- Joy Springs
- Coordinates: 18°19′56″S 125°41′32″E﻿ / ﻿18.33222°S 125.69222°E
- Postcode(s): 6765
- Elevation: 114 m (374 ft)
- Location: 30 km (19 mi) south of Fitzroy Crossing, Western Australia
- LGA(s): Shire of Derby–West Kimberley
- State electorate(s): Kimberley
- Federal division(s): Durack
| Mean max temp | Mean min temp | Annual rainfall |
| 35.6 °C 96 °F | 19.1 °C 66 °F | 541.2 mm 21.3 in |

= Joy Springs Community =

Community in Western Australia

Joy Springs is a small Aboriginal community, located 30 km south east of Fitzroy Crossing in the Kimberley region of Western Australia, within the Shire of Derby–West Kimberley.

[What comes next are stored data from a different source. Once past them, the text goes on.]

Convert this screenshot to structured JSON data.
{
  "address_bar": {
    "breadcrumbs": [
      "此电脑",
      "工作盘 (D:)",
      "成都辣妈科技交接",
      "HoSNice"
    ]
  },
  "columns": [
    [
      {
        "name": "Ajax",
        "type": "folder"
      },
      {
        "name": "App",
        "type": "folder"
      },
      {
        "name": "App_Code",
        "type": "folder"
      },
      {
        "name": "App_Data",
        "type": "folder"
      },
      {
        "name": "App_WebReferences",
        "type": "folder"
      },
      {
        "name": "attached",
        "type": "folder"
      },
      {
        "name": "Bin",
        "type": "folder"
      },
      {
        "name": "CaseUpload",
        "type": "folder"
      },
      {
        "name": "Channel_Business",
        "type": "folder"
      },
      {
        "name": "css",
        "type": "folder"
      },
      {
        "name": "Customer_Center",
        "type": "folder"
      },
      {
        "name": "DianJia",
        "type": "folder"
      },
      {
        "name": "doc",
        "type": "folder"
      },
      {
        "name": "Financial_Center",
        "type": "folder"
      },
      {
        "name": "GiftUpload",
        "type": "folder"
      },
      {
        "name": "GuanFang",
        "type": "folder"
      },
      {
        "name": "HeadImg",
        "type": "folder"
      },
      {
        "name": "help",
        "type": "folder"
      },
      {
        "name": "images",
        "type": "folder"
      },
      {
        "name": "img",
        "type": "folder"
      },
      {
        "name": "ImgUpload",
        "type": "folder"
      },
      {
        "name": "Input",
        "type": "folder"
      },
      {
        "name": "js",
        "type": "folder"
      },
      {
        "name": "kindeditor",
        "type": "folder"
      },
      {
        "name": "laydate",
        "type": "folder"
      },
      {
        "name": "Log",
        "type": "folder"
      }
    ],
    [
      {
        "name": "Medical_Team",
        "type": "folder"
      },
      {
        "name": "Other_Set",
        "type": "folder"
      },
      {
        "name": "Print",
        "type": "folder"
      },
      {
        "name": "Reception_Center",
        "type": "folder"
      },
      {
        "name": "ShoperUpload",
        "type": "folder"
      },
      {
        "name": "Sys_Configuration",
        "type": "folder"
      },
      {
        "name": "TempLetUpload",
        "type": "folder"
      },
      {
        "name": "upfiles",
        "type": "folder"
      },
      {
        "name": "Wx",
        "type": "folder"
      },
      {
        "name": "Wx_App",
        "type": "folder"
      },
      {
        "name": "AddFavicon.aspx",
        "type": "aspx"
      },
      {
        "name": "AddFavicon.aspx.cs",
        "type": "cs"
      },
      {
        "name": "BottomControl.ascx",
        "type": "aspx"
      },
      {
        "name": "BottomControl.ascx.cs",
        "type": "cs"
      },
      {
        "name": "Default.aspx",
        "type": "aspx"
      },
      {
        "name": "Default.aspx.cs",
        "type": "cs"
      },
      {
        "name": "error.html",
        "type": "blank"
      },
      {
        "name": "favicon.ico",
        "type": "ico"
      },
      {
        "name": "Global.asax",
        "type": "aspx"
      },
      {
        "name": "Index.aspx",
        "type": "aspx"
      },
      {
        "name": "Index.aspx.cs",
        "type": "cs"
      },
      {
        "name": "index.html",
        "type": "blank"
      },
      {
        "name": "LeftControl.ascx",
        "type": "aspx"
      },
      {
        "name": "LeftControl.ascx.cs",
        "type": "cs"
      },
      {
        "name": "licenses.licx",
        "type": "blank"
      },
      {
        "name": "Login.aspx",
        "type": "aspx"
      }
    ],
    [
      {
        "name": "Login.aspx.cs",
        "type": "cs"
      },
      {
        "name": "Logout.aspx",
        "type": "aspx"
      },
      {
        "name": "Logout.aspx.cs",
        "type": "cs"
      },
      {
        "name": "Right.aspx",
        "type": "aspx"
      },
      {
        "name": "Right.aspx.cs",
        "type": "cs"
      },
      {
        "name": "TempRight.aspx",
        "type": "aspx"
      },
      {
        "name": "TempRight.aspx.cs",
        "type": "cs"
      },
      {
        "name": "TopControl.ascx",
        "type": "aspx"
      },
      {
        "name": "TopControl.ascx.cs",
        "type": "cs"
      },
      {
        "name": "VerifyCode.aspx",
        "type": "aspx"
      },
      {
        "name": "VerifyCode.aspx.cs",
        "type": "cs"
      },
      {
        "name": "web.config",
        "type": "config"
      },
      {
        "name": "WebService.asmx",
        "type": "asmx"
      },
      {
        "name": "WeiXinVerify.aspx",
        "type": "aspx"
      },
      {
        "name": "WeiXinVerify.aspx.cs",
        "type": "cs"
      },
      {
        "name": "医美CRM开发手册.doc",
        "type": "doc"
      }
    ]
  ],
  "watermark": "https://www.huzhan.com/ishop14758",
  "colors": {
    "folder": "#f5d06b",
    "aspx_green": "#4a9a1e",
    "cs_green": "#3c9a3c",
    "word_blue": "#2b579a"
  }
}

Joy Springs was established in 1987, as part of the broader outstation movement. It is often referred to as Eight Mile as the Joy Springs community is located at the site of the existing windmill at 8 Mile Well, on Gogo Station.

== Native title ==

The community is located within the registered Gooniyandi Combined 2 (WAD6008/00) native title claim area.

== Governance ==

The community is managed through its incorporated body, Eight Mile (Aboriginal Corporation), incorporated under the Aboriginal Councils and Associations Act 1976 on 22 November 1988.

== Town planning ==

Joy Springs Layout Plan No.1 has been prepared in accordance with State Planning Policy 3.2 Aboriginal Settlements. Layout Plan No.1 was endorsed by the community on 16 October 2008 and the Western Australian Planning Commission on 13 January 2009. The Layout Plan map-set and background report can be viewed at Planning Western Australia's website.